NAR didn’t immediately respond to a list of questions about what else was discussed during the meeting, how often the organization has met with the DOJ and whether the groups discussed other ongoing litigation.

The meeting and subsequent memo to NAR’s 1.5 million members is the latest indication of how closely the DOJ is watching the real estate industry after the October Sitzer | Burnett verdict opened the flood gates to similar lawsuits.

Beyond the forms, regulators indicated to NAR executives that the agency was concerned about bad actors exploiting other avenues “to circumvent” the coming practice changes, Sears told members. But he offered no additional details on what avenues federal regulaters were most concerned about. 

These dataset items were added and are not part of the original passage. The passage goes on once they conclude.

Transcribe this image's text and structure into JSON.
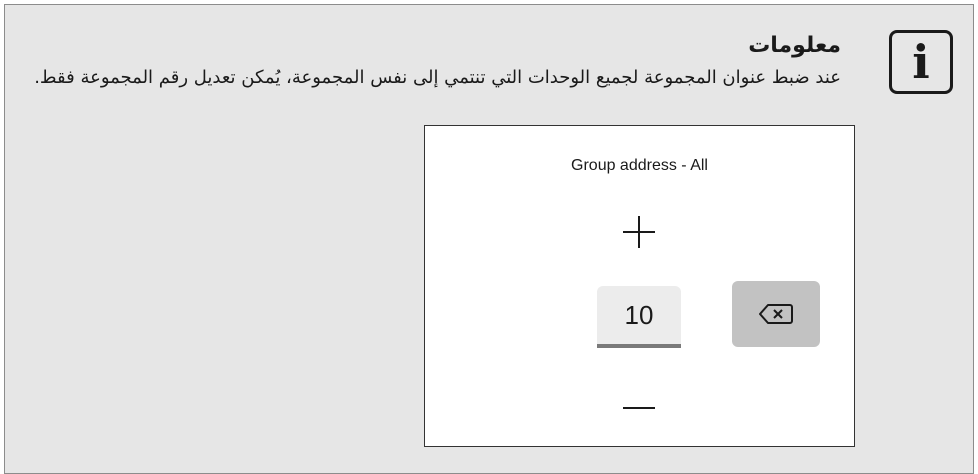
{
  "note": {
    "icon": "info-icon",
    "icon_glyph": "i",
    "title": "معلومات",
    "body": "عند ضبط عنوان المجموعة لجميع الوحدات التي تنتمي إلى نفس المجموعة، يُمكن تعديل رقم المجموعة فقط."
  },
  "screen": {
    "title": "Group address - All",
    "value": "10",
    "controls": {
      "increment_icon": "plus-icon",
      "decrement_icon": "minus-icon",
      "backspace_icon": "backspace-icon"
    }
  },
  "colors": {
    "note_background": "#e6e6e6",
    "backspace_button": "#c2c2c2",
    "value_underline": "#7a7a7a"
  }
}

“To be clear, NAR — and I personally — oppose any attempts to circumvent the settlement,” Sears wrote. “The practice changes should be implemented fully and in good faith, in the service of promoting consumer empowerment, consumer choice, and healthy competition.”


Sears noted the meeting between NAR and the DOJ didn’t mean the agency would drop other inquiries it has recently made into the industry. 

Brokerages and associations are now scrambling to create forms, including updated buyer representation agreements, to use in home transactions. Sears offered guidance he said was informed from the meeting with DOJ regulators.

Sears told the associations and brokerages that are updating their forms to make sure they’re clear and emphasize consumer choice.

Last week, a consumer watchdog group released a report alleging that the real estate industry was preparing to adopt forms that were confusing and skewed in favor of Realtors rather than consumers. The California Association of Realtors, among the associations targeted by the Consumer Federation of America, made the decision to delay nearly two-dozen documents after being contacted by the DOJ.

“CAR has received an inquiry from the [DOJ] regarding these forms as well as extensive feedback from our members,” CAR General Counsel Brian Manson confirmed with Inman.